The Fall 2021 MatSE 590 for graduate students consists of an exciting and jam-packed schedule. MATSE 590 is a colloquium (1-3 credits) consist of a series of individual lectures by faculty, students, or outside speakers.
Graduate students will receive a weekly email with information via @psu.edu email. Graduate students are required to attend all 590 Seminars. If you have any questions, please email Hayley Barnes at firstname.lastname@example.org.
*Due to the ongoing Covid Pandemic this program is being offered virtually through Zoom. Please reference the weekly email from Hayley Barnes (email@example.com) for Zoom link.
December 2, 2021
“Making Machine Learning Work in Chemical and Materials Research”
Johannes Hachmann, Ph.D.
Associate Professor, Department of Chemical and Biological Engineering, University at Buffalo, The State University of New York
The process of developing new chemistry and materials is increasingly driven by computational modeling and simulation, which allow us to characterize candidates before pursuing them in the laboratory. The use of modern machine learning, informatics, and virtual screening approaches is a relatively new development in the chemical and materials domain. Yet, it holds tremendous promise for the practical realization of accelerated discovery, rational design, and inverse engineering. We present a high-throughput computational study to identify novel polymers with exceptional refractive index (RI) values for use as optic or optoelectronic materials. Our study utilizes an RI prediction protocol based on a combination of first-principles and data modeling, which we employ on a large-scale library of candidate compounds. We deploy our virtual screening software ChemHTPS to automate the assessment of this extensive pool of polymer structures in order to determine the performance potential of each candidate. This rapid and efficient approach yields a number of highly promising leads compounds. Using the data mining and machine learning program package ChemML, we perform a materials informatics analysis of the top candidates, e.g., with respect to prevalent structural features and feature combinations that distinguish them from less promising ones. In particular, we explore the utility of various strategies that introduce highly polarizable moieties into the polymer backbone to increase its RI yield. We will show how the results of traditional modeling approaches can be calibrated, as well as how we can devise new data-derived models that are predictive and that can augment or replace physics-derived models at a fraction of the computational cost. The structure-property relationships revealed by data mining serve as the foundation for targeted de novo design of novel compounds with tailored properties.
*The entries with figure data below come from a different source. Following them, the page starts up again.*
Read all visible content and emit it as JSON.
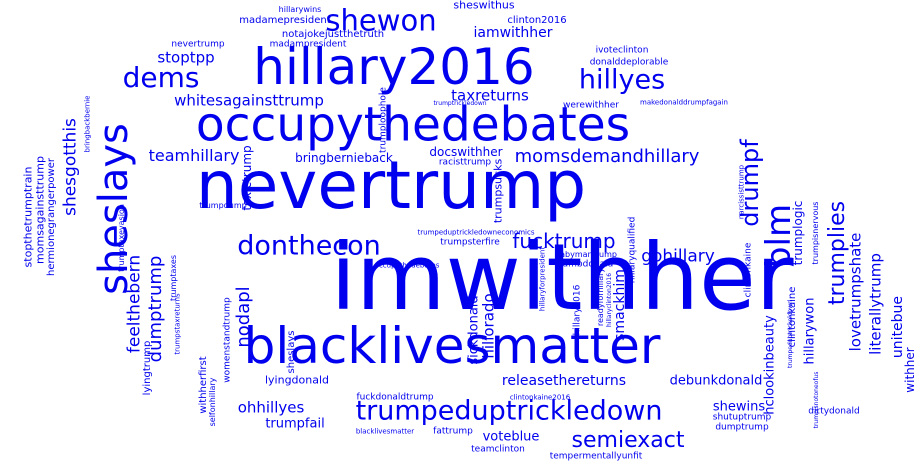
{
  "color": "#0000ee",
  "words": [
    "imwithher",
    "nevertrump",
    "blacklivesmatter",
    "occupythedebates",
    "hillary2016",
    "sheslays",
    "shewon",
    "trumpeduptrickledown",
    "donthecon",
    "dems",
    "hillyes",
    "blm",
    "drumpf",
    "semiexact",
    "trumplies",
    "fucktrump",
    "momsdemandhillary",
    "teamhillary",
    "whitesagainsttrump",
    "gohillary",
    "shesgotthis",
    "feelthebern",
    "dumptrump",
    "lovetrumpshate",
    "literallytrump",
    "nodapl",
    "hillorado",
    "taxreturns",
    "ohhillyes",
    "trumpfail",
    "unitebue",
    "withher",
    "stoptpp",
    "iamwithher",
    "bringbernieback",
    "docswithher",
    "releasethereturns",
    "debunkdonald",
    "trumplogic",
    "hillarywon",
    "hclookinbeauty",
    "smackhim",
    "sickdonald",
    "lyingdonald",
    "shewins",
    "voteblue",
    "fuckdonaldtrump",
    "toxictrump",
    "madamepresident",
    "notajokejustthetruth",
    "sheswithus",
    "clinton2016",
    "hillarywins",
    "nevertrump",
    "madampresident",
    "ivoteclinton",
    "donalddeplorable",
    "trumploophole",
    "werewithher",
    "makedonalddrumpfagain",
    "racisttrump",
    "trumpsucks",
    "trumpsterfire",
    "dumbdonald",
    "babymantrump",
    "hillaryqualified",
    "clintonkaine",
    "trumpisnervous",
    "narcissisttrump",
    "hillaryforpresident",
    "hillary2016",
    "readyforhillary",
    "hillaryclinton2016",
    "clintonkaine2016",
    "shutuptrump",
    "dumptrump",
    "teamclinton",
    "fattrump",
    "blacklivesmatter",
    "tempermentallyunfit",
    "lyingtrump",
    "withherfirst",
    "womenstandtrump",
    "trumptaxes",
    "sheslays",
    "stopthetrumptrain",
    "momsagainsttrump",
    "hermionegrangerpower",
    "trumptaxevasion",
    "bringbackbernie",
    "trumpdump",
    "occupythedebates",
    "trumpeduptrickledowneconomics",
    "selfonhillary",
    "trumpstaxreturns",
    "trumptrickledown",
    "dirtydonald",
    "trumpisnotoneofus",
    "trumpeduptrickeldown",
    "clintonkaine"
  ]
}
Data science techniques have been exceedingly successful in other application fields, and there is no fundamental reason why they should not have a similarly transformative impact on chemical and materials research. However, adapting techniques from other application domains for the study of chemical and materials systems requires a substantial rethinking and redevelopment of the existing methods. In this presentation, we will also discuss our work on designing advanced, physics-infused neural network architectures, the fusion of unsupervised clustering with supervised regression for local ensemble models, active and transfer learning techniques, bootstrapping approaches to minimize our training data footprint, methods to increase the applicability domain of data-derived models, and automated hyperparameter optimization.
Johannes Hachmann is an Associate Professor of Chemical Engineering at the University at Buffalo (UB), the Director of the Engineering Science in Data Science graduate program, a Core Member of the UB Computational and Data-Enabled Science and Engineering graduate program, and a Faculty Member of the New York State Center of Excellence in Materials Informatics. He earned a Dipl.-Chem. degree (2004) after undergraduate studies at the universities of Jena and Cambridge, M.Sc. (2007) and Ph.D. (2010) degrees in Chemistry from Cornell University, and he conducted postdoctoral research at Harvard University before joining the UB faculty in 2014. The research of the Hachmann Group fuses (first-principles) molecular and materials modeling with virtual high-throughput screening and modern data science (i.e., the use of database technology, machine learning, and informatics) to advance a data-driven discovery and rational design paradigm in the chemical and materials disciplines. One of the centerpieces of the group’s efforts is the creation of an open, general-purpose software ecosystem for the data-driven design of chemical systems and the exploration of chemical space. This work was recognized with a 2018 NSF CAREER Award.